The Reality Dating Service
Despite what some very sweet PFLAG mothers (and others) would like you to believe, not every gay man arrives in his golden years, living in God's Waiting Room happily- partnered for forty-three years, with three adopted children from third world nations. Nor does he, in very many instances, have a stellar pension and a mansion in suburbia and a summer villa.
When one finds himself in this type of situation, lacking all of the expected, promised and hoped for percs, an option is to join a GLBT dating service. Rather than (initially) do a boring description of myself, let me share with you the way I completed the form of a now defunct gay dating service.
1. What is your screen name? Stallion
2. How young are you? Well, my sister was a waitress at the Last Supper, so you do the math.
3. What age men would you like to date? I truly prefer 18-22, and I ask for great looks, toned body and a little dull in the I.Q. department, if you get my drift.
4. Are you attractive? That is truly in the eyes of the beholder. However my cousin told me that I was such an ugly baby that my mother needed to be drunk to breast feed me.
5. What about your father? Oh, no! He didn't breast feed me.
6. Who is your favorite gay celebrity. I wote Prince Harry, and they called me stupid... online stupid! It was wishful thinking.
7. What kind of music do you like? Very fast paced music, like my favorite songs are "Kumbuya" and "When the Moon Came Over the Mountain" by Kate Smith. Those 78's never wear out.
8. Where do you generally go to meet other single men of your vintage? The cardiologist's office is pretty active, but the urologist's waiting room tops the list.
9. How old were you when you came out? I "came out" as in being born at age 0. I came out to the world three minutes later when the doctor spanked my backside and I kissed him. Don't tell anyone!
10. Tell us more about yourself.
Well, I am a real dude who lives his life on his own terms with the help of psychotropic meds from my shrink. I delight in the simple pleasures of life, like finding my dentures in the bathroom or discovering that I have forgotten where I hid my extra four Viagra tablets. This latter incident makes me clean the apartment and hunt everywhere until I find the little devils.

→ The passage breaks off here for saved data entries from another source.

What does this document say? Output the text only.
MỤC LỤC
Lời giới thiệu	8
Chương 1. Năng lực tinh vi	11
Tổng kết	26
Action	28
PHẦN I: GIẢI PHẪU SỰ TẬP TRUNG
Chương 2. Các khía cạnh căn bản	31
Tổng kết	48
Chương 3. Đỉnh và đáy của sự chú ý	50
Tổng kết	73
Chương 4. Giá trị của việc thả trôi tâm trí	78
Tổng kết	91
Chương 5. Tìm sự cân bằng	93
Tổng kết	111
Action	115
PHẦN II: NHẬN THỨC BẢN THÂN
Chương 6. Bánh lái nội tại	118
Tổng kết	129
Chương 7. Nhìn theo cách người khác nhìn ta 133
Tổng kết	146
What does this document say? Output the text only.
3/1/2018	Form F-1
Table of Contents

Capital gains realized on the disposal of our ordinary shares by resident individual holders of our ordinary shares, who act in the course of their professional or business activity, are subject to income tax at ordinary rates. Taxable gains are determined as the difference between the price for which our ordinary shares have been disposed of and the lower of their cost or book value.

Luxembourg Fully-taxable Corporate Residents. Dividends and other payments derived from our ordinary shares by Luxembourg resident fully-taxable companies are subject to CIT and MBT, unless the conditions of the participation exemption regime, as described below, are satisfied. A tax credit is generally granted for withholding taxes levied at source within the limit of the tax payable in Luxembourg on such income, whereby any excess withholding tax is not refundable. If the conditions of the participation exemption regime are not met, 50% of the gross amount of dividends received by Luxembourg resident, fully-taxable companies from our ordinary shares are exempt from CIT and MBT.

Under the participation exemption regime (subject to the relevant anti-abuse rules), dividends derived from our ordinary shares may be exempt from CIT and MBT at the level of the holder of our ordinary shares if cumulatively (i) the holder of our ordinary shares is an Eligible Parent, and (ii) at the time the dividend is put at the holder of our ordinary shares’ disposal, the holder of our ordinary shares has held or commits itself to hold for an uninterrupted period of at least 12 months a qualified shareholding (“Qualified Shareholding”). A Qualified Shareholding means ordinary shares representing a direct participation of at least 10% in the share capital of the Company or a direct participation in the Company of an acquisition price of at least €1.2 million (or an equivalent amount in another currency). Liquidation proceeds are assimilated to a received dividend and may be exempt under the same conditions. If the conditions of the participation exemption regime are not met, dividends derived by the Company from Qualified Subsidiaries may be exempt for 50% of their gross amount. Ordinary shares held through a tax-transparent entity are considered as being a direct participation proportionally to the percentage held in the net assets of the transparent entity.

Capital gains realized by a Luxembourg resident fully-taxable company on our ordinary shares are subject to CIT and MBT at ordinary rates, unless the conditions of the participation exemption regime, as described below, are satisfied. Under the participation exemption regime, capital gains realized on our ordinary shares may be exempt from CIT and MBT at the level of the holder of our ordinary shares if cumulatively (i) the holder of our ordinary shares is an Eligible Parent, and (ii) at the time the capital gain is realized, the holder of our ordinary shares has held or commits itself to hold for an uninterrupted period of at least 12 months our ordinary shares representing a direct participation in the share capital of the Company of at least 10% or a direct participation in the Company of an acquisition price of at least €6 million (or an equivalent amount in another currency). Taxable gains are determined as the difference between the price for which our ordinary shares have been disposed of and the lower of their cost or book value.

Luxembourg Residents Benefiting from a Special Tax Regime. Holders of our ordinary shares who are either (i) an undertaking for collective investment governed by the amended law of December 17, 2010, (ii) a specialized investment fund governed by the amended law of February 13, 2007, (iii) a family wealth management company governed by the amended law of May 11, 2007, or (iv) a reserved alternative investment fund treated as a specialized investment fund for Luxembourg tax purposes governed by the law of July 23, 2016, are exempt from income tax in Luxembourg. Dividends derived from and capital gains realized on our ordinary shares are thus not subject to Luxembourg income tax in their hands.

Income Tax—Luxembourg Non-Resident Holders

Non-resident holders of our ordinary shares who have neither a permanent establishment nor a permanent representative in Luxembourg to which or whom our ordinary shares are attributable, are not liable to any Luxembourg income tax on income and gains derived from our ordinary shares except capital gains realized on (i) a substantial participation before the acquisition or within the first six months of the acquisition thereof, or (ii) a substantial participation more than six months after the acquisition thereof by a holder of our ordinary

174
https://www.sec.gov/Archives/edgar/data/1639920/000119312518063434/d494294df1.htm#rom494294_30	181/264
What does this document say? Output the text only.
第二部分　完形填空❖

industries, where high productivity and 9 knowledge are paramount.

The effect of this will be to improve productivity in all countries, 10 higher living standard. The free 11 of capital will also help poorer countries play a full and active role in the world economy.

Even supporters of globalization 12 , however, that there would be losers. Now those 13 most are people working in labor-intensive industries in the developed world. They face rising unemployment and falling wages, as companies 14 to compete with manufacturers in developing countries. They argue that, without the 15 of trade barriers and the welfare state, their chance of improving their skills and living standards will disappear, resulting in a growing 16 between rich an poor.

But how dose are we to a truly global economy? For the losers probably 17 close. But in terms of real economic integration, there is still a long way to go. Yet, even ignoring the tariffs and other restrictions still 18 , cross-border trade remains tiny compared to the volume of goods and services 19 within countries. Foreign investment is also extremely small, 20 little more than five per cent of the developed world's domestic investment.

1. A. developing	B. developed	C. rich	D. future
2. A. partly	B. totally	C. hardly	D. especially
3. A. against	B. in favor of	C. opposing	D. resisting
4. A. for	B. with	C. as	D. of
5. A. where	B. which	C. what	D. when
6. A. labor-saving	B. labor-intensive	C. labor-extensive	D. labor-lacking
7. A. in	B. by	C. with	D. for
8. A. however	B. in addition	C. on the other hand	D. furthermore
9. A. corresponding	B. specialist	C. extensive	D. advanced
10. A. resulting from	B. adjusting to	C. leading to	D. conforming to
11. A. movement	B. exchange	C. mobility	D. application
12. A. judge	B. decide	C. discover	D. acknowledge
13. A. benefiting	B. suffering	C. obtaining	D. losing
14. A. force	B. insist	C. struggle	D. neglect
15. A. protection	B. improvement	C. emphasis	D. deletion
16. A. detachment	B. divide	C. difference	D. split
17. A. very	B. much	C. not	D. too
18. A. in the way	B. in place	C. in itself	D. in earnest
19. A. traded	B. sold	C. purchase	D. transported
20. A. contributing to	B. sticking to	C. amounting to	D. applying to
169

Material things do not mean much to me, but as with any gay man, I am brand loyal. For me, that means nothing but Timex, Wal-Mart, Trojan and Burger-King.

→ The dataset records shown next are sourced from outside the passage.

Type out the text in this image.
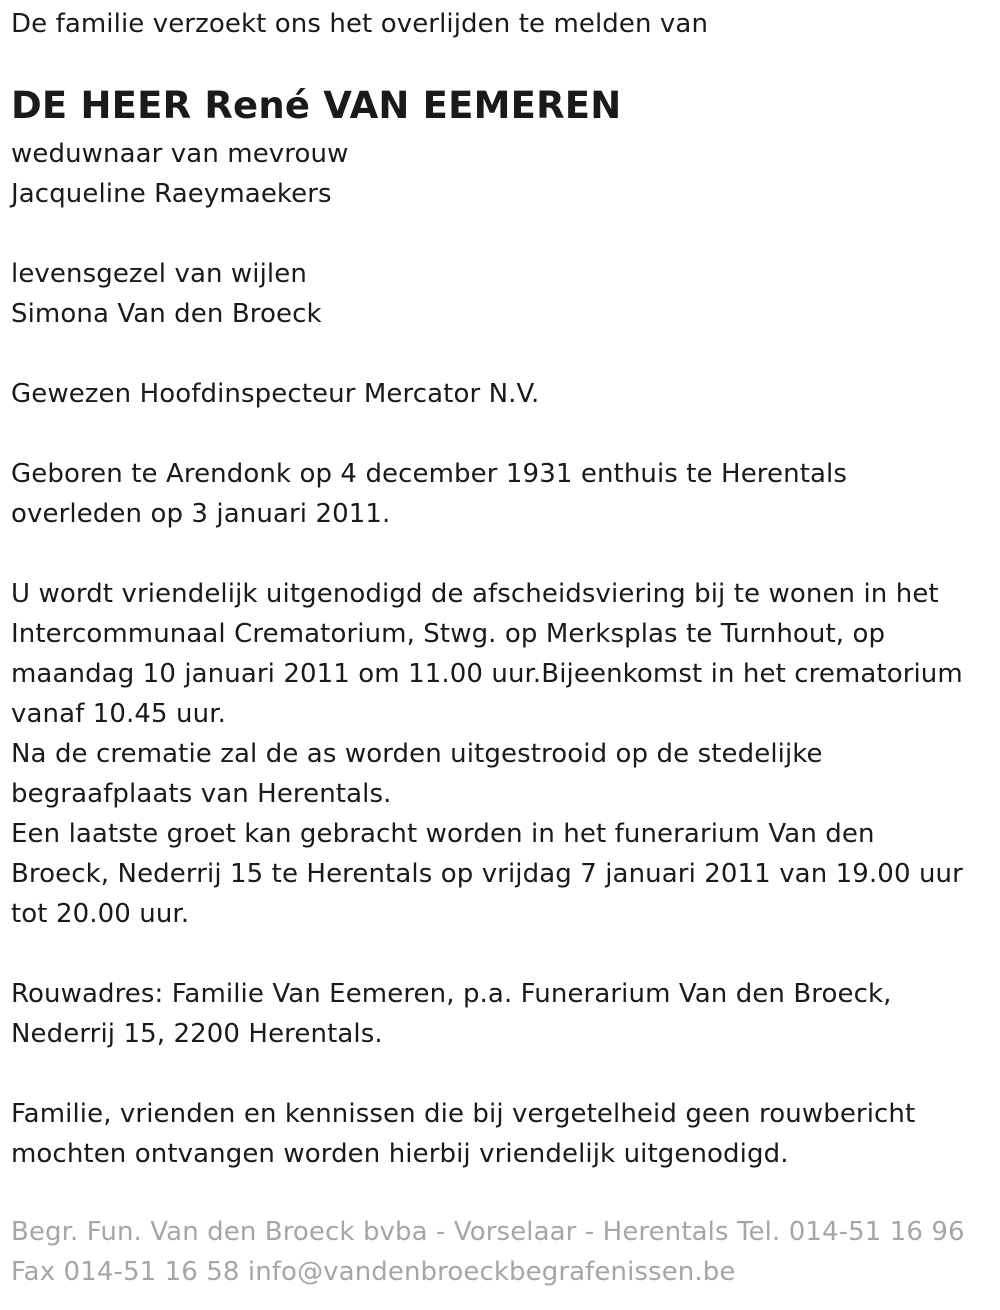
De familie verzoekt ons het overlijden te melden van
DE HEER René VAN EEMEREN
weduwnaar van mevrouw
Jacqueline Raeymaekers
levensgezel van wijlen
Simona Van den Broeck
Gewezen Hoofdinspecteur Mercator N.V.
Geboren te Arendonk op 4 december 1931 enthuis te Herentals
overleden op 3 januari 2011.
U wordt vriendelijk uitgenodigd de afscheidsviering bij te wonen in het
Intercommunaal Crematorium, Stwg. op Merksplas te Turnhout, op
maandag 10 januari 2011 om 11.00 uur.Bijeenkomst in het crematorium
vanaf 10.45 uur.
Na de crematie zal de as worden uitgestrooid op de stedelijke
begraafplaats van Herentals.
Een laatste groet kan gebracht worden in het funerarium Van den
Broeck, Nederrij 15 te Herentals op vrijdag 7 januari 2011 van 19.00 uur
tot 20.00 uur.
Rouwadres: Familie Van Eemeren, p.a. Funerarium Van den Broeck,
Nederrij 15, 2200 Herentals.
Familie, vrienden en kennissen die bij vergetelheid geen rouwbericht
mochten ontvangen worden hierbij vriendelijk uitgenodigd.
Begr. Fun. Van den Broeck bvba - Vorselaar - Herentals Tel. 014-51 16 96
Fax 014-51 16 58 info@vandenbroeckbegrafenissen.be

My life has been very varied, and there is much I could share with a gay twink. In my younger years, I was a Freedom Rider, a U.S. Marine, a Stonewall protestor, and I played the guitar for one of the first folk Masses ever held in a Catholic church.
When we get to know each other better, I can share about what I was doing when John F. Kennedy was assassinated, and other fun topics.
Almost forgot-- I don't smoke and drink only socially. And I drive an Oldsmobile. Couldn't ya just die!!!
So, now that you know all the answers to the dating line questions, you know all about RJ. Let the dates begin!